Cuando quedó preñada y empezó con los trabajos de parto, quería parir encima de mí. A mí me daba mucha impresión y me alejaba de ella. Entonces Misia empezó a retener el parto. Estaba muerta de miedo y todo lo que quería era mi comprensión y apoyo. Me perseguía por la casa. En un momento en el impulso por subir a mis faldas parió en el aire su primer cachorro, que quedó berreando en el piso. Hasta que no la acepté, no aceptó ella a sus cachorros, que a pesar de todo, como por casualidad, estuvieron naciendo a lo largo de toda la casa mientras ella iba detrás de mí y en el camino se le caían sus bebés. Finalmente, nos metimos juntas en la cama y empezó a amamantar.
Misia murió mientras yo estaba de viaje, o más bien, de regreso a México, al que nunca había vuelto desde mi infancia. Y fue otra muerte a la que no asistí, una que no hubiera soportado presenciar. Unos años antes había estado a punto de morir, y todos los veterinarios que consultamos la habían desahuciado. La internamos en la Facultad de Veterinaria, en Agronomía. La pusieron en una jaulita con calor. Yo iba a visitarla cada día. Al principio ni se inmutaba pero poco a poco empezó a reconocerme y a interactuar cada vez más, hasta que en un momento la dieron de alta. La llevamos a casa en auto, todo el viaje alzada en mis brazos, ronroneando de felicidad. Durante unos seis meses siguió en tratamiento. Había que darle suero para limpiar sus riñones que estaban muy afectados. La inyectaba yo misma cada día y le daba la medida de suero que necesitaba, sosteniéndola con fuerza para que no se zafara. La casa estaba llena de bolsas de suero, inyecciones, agujas. Ella se mantenía lejos de mí después de la inyección, pero su amor era tan grande que al poco tiempo la volvía a tener pegada. Mientras estaba en México, en ese viaje a mi infancia perdida, que sin embargo no recuperé, Misia murió durante la noche.
Tuvo cuatro cachorritos, todos iguales a ella y al padre, que era otro siamés idéntico, aunque no tan pequeño –en eso Misia era única–. Sus cachorritos eran hermosos y llenos de vida, mínimos, aunque no tanto más chicos que la madre, y llenos de vivacidad. Corrían por todas partes, se metían entre los pies y había que estar muy atenta para no pisarlos. Una vez, uno se metió debajo de la cama y al sacarlo se le quebró una patita.
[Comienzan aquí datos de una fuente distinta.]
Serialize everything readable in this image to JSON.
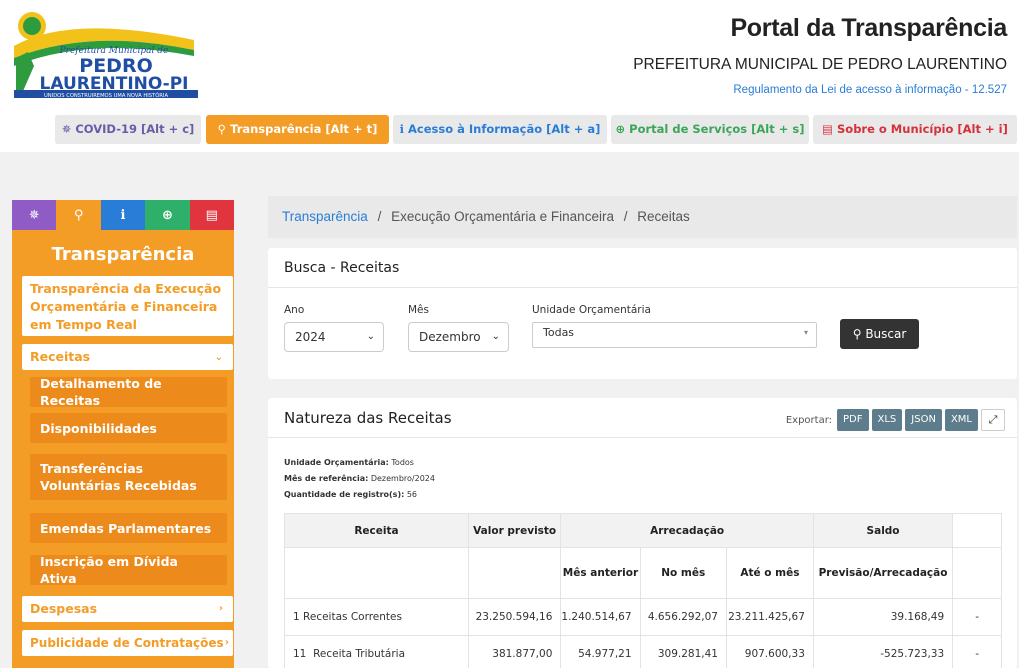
{
  "header": {
    "logo_line1": "Prefeitura Municipal de",
    "logo_line2": "PEDRO",
    "logo_line3": "LAURENTINO-PI",
    "logo_tagline": "UNIDOS CONSTRUIREMOS UMA NOVA HISTÓRIA",
    "title": "Portal da Transparência",
    "subtitle": "PREFEITURA MUNICIPAL DE PEDRO LAURENTINO",
    "law_link": "Regulamento da Lei de acesso à informação - 12.527"
  },
  "topnav": [
    {
      "label": "COVID-19 [Alt + c]",
      "icon": "virus-icon",
      "glyph": "✵",
      "bg": "#e9e9e9",
      "color": "#6b5aa8"
    },
    {
      "label": "Transparência [Alt + t]",
      "icon": "search-icon",
      "glyph": "⚲",
      "bg": "#f39c26",
      "color": "#ffffff"
    },
    {
      "label": "Acesso à Informação [Alt + a]",
      "icon": "info-icon",
      "glyph": "ℹ",
      "bg": "#e9e9e9",
      "color": "#2a7dd6"
    },
    {
      "label": "Portal de Serviços [Alt + s]",
      "icon": "globe-icon",
      "glyph": "⊕",
      "bg": "#e9e9e9",
      "color": "#3aa65a"
    },
    {
      "label": "Sobre o Município [Alt + i]",
      "icon": "card-icon",
      "glyph": "▤",
      "bg": "#e9e9e9",
      "color": "#d6303a"
    }
  ],
  "sidebar": {
    "title": "Transparência",
    "tab_colors": [
      "#8e5cc4",
      "#f39c26",
      "#2a7dd6",
      "#2fb06a",
      "#e0353f"
    ],
    "tab_glyphs": [
      "✵",
      "⚲",
      "ℹ",
      "⊕",
      "▤"
    ],
    "realtime": "Transparência da Execução Orçamentária e Financeira em Tempo Real",
    "receitas": "Receitas",
    "items": [
      "Detalhamento de Receitas",
      "Disponibilidades",
      "Transferências Voluntárias Recebidas",
      "Emendas Parlamentares",
      "Inscrição em Dívida Ativa"
    ],
    "despesas": "Despesas",
    "publicidade": "Publicidade de Contratações"
  },
  "breadcrumb": {
    "root": "Transparência",
    "sep": "/",
    "mid": "Execução Orçamentária e Financeira",
    "current": "Receitas"
  },
  "busca": {
    "title": "Busca - Receitas",
    "ano_label": "Ano",
    "ano_value": "2024",
    "mes_label": "Mês",
    "mes_value": "Dezembro",
    "unidade_label": "Unidade Orçamentária",
    "unidade_value": "Todas",
    "button": "Buscar"
  },
  "natureza": {
    "title": "Natureza das Receitas",
    "export_label": "Exportar:",
    "export_buttons": [
      "PDF",
      "XLS",
      "JSON",
      "XML"
    ],
    "meta_unidade_label": "Unidade Orçamentária:",
    "meta_unidade": "Todos",
    "meta_mes_label": "Mês de referência:",
    "meta_mes": "Dezembro/2024",
    "meta_qtd_label": "Quantidade de registro(s):",
    "meta_qtd": "56"
  },
  "table": {
    "h_receita": "Receita",
    "h_previsto": "Valor previsto",
    "h_arrecadacao": "Arrecadação",
    "h_saldo": "Saldo",
    "h_mes_anterior": "Mês anterior",
    "h_no_mes": "No mês",
    "h_ate_mes": "Até o mês",
    "h_prev_arrec": "Previsão/Arrecadação",
    "rows": [
      {
        "code": "1",
        "name": "Receitas Correntes",
        "previsto": "23.250.594,16",
        "mes_anterior": "1.240.514,67",
        "no_mes": "4.656.292,07",
        "ate_mes": "23.211.425,67",
        "saldo": "39.168,49",
        "extra": "-"
      },
      {
        "code": "11",
        "name": "Receita Tributária",
        "previsto": "381.877,00",
        "mes_anterior": "54.977,21",
        "no_mes": "309.281,41",
        "ate_mes": "907.600,33",
        "saldo": "-525.723,33",
        "extra": "-"
      }
    ]
  }
}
Era muy bebé y no pasó la noche. Murió acostado en la cama, la misma en la que había nacido. Fue el único animal al que vi morir hasta ahora. Y no lo olvido. No fue una muerte calma, fue la muerte de un cachorro, que mientras moría quizás también berreaba por la teta de la madre, de hambre. Quién sabe, pero murió gritando, desesperado y lleno de energía. Haber presenciado esa muerte me hizo pensar que no había sido tan malo no haber visto antes a otro animal morir, no haberla visto a Misia morir. No lo habría soportado ni olvidado, aunque, en cierto sentido, no deja de ser una traición no haber estado con ella, un silencio pleno en el que Misia desapareció.